Feature Story | 31-Mar-2005

Understanding the mysteries of high-temperature superconductors

DOE/SLAC National Accelerator Laboratory



The electronic states in a high-temperature superconducting material are strongest along the diagonal momentum direction. (Image by Donghui Lu)
Click here for a high resolution photograph.

High-temperature superconductors (HTSCs) operate in mysterious ways, but scientists are starting to understand their peculiarities by using a state-of-the-art spectroscopy system at SSRL.

One of the biggest mysteries is how a material that starts as an insulator—which does not conduct electricity—can become a high-temperature superconductor after being doped with electric carriers. Researchers Kyle Shen and Donghui Lu (both ESRD), working in Zhi-xun Shen’s group at SSRL and Stanford, looked at the evolution from insulator to superconductor by studying an HTSC material at different doping concentrations, including ones that are insulating. The team used angle-resolved photoemission spectroscopy (ARPES), a method of probing the electronic states in solids.
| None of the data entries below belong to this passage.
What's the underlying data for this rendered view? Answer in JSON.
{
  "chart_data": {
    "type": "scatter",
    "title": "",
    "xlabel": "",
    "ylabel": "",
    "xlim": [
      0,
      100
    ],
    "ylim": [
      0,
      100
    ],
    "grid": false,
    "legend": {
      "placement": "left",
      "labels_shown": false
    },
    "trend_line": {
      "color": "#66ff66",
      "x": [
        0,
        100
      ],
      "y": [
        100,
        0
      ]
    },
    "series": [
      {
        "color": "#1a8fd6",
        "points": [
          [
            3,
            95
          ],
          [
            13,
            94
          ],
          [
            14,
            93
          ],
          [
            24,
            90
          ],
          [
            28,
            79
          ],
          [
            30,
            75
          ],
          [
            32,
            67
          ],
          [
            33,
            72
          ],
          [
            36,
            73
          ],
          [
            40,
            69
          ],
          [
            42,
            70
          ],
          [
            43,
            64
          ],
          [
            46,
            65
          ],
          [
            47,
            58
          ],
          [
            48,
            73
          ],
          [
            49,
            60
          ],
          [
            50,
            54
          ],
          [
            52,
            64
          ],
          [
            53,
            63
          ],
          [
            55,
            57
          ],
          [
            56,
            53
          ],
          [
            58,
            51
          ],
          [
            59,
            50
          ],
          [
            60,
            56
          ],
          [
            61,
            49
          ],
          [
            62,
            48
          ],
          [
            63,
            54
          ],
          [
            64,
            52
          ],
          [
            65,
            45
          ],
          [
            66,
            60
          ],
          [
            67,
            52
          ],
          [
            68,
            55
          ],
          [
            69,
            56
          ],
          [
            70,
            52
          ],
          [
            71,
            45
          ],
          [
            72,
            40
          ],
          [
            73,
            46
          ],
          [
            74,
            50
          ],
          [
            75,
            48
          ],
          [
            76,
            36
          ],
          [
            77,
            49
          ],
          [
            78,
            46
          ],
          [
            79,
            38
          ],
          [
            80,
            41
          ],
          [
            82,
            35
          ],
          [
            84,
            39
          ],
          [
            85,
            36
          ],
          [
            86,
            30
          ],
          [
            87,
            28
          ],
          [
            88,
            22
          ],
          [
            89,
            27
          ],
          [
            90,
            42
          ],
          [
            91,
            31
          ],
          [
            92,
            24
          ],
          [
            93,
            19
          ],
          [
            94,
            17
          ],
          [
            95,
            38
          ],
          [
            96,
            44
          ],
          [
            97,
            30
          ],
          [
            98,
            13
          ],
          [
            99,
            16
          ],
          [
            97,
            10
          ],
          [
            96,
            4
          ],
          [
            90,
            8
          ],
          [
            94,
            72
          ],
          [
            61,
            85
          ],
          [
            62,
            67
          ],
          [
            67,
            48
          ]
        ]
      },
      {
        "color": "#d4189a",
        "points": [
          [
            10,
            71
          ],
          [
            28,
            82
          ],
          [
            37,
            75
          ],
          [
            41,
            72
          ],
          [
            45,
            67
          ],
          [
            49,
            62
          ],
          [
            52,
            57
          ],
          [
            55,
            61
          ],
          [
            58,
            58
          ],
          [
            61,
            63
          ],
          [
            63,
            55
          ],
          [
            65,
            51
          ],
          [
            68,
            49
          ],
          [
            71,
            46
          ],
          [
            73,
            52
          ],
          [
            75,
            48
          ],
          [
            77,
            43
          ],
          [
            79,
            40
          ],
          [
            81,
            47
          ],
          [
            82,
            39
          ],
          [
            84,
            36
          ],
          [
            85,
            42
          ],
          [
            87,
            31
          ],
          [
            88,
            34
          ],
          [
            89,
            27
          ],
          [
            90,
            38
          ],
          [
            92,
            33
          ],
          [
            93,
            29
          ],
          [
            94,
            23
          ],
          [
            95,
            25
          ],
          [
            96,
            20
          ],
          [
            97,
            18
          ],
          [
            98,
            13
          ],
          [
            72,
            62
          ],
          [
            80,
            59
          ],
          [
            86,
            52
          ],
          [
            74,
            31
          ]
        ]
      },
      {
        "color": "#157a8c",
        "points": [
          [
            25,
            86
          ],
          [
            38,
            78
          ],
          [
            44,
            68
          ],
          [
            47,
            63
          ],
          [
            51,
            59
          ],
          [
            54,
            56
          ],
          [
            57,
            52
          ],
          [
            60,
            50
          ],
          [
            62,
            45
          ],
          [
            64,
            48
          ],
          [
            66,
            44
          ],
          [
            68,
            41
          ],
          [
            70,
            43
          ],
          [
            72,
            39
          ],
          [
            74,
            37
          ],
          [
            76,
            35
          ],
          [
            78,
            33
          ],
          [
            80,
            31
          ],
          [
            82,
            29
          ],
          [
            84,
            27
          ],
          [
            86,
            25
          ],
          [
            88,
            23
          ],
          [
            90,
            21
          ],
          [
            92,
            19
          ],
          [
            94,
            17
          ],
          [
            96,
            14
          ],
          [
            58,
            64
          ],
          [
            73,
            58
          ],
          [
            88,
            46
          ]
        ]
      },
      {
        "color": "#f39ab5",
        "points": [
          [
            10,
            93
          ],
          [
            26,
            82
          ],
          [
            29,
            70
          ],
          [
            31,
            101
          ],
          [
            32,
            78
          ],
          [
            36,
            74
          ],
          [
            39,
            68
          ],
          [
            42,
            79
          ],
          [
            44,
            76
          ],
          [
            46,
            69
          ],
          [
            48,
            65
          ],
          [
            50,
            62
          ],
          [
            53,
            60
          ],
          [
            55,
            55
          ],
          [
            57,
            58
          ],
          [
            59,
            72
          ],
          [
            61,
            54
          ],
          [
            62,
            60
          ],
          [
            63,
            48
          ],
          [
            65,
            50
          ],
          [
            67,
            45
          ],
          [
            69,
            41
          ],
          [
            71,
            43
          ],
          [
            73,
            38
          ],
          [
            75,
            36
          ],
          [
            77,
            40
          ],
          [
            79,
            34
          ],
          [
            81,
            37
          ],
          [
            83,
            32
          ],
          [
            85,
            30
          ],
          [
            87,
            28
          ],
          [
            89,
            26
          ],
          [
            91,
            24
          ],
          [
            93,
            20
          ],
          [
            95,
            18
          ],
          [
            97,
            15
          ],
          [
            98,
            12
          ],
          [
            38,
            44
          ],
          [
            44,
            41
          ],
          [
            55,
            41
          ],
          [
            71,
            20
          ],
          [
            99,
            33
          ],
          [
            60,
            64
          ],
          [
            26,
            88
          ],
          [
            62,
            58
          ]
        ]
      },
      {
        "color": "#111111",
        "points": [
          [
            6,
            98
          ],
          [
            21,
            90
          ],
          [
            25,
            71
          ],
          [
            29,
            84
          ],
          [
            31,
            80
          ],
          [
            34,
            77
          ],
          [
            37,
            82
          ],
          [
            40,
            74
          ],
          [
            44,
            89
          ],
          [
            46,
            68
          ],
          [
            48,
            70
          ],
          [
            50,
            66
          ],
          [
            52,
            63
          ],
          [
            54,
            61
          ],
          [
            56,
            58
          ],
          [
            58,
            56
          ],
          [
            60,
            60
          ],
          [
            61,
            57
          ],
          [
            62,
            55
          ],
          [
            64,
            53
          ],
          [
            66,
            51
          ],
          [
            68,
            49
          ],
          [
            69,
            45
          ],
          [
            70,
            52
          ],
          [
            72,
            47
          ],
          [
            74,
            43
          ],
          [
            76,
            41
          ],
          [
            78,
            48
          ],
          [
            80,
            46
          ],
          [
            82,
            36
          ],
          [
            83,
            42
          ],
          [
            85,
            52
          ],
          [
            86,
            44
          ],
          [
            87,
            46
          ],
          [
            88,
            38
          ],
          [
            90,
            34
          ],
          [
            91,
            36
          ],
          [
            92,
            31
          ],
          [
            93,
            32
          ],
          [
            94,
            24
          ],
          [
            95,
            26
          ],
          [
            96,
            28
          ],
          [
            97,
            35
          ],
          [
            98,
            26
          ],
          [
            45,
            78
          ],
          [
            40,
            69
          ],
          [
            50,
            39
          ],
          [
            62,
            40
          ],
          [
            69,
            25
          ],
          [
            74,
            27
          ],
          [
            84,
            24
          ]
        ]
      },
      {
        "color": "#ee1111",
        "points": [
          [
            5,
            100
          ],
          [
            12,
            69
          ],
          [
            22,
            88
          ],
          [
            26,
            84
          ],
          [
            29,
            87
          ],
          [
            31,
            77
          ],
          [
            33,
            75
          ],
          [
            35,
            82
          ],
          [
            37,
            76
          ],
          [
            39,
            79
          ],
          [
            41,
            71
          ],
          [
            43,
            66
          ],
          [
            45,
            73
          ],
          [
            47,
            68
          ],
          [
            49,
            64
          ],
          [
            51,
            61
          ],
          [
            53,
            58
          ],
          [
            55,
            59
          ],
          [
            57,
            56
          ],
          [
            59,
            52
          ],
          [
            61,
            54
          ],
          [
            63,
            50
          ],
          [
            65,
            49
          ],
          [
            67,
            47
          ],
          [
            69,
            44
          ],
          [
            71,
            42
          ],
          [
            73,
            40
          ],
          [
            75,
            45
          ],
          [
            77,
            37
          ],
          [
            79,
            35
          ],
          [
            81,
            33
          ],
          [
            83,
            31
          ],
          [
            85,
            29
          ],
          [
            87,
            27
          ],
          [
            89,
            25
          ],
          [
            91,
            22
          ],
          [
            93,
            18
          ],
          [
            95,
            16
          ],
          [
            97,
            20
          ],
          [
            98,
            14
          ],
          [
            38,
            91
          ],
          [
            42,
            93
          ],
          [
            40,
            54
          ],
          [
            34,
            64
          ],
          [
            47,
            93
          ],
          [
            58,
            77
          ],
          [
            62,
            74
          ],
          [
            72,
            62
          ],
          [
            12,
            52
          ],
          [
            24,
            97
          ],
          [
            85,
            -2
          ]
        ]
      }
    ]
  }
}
Their results, published in Science magazine on February 11, contribute to creating a fundamental understanding of the perplexing physics of HTSCs.

“The materials were discovered almost 20 years ago, but they are very complicated and not well understood,” Lu said. “We’d like to have a microscopic theory that tells us why they can be superconducting at a temperature much higher than conventional superconductors, and thereby how to improve the materials.”

HTSCs have huge potential for industry because they conduct electrical current without heat loss, yet need to be cooled only to liquid nitrogen temperatures (77 Kelvin) rather than the liquid helium temperatures (4 Kelvin) needed for conventional superconductors. While still chilly, that ‘high’ temperature is much less expensive to reach. HTSCs are used in niche applications, as the materials are currently too brittle for widespread use.

Below the superconducting transition temperature, electrons pair up and travel free of resistance. The pairs in conventional superconductors join up through well-understood interactions. In HTSCs, however, it is unclear what mechanism causes the electrons to pair up.

One clue came from another group that used scanning tunneling microscopy (STM) to look at where the electrons were distributed across the two-dimensional sheets that make up the HTSC material. They discovered an interesting checkerboard pattern, indicating an unusual charge ordering (the repeating pattern or arrangement of electrons).

The ARPES data added to the unexpected picture. It revealed electronic states that were much stronger along the nodal momentum direction (diagonal to the checkerboard squares) than along the anti-nodal (straight) direction. The anti-nodal direction is the one in which superconductivity is the strongest and where charge ordering manifests.

“The fact that there are fewer electronic states along the anti-nodal direction is surprising,” Lu said. “We thought they would be stronger to give rise to the checkerboard pattern observed by STM.” These results show that the difference in momentum direction is important to electronic structure, and therefore put strong constraints on proposed models trying to explain how HTSCs work.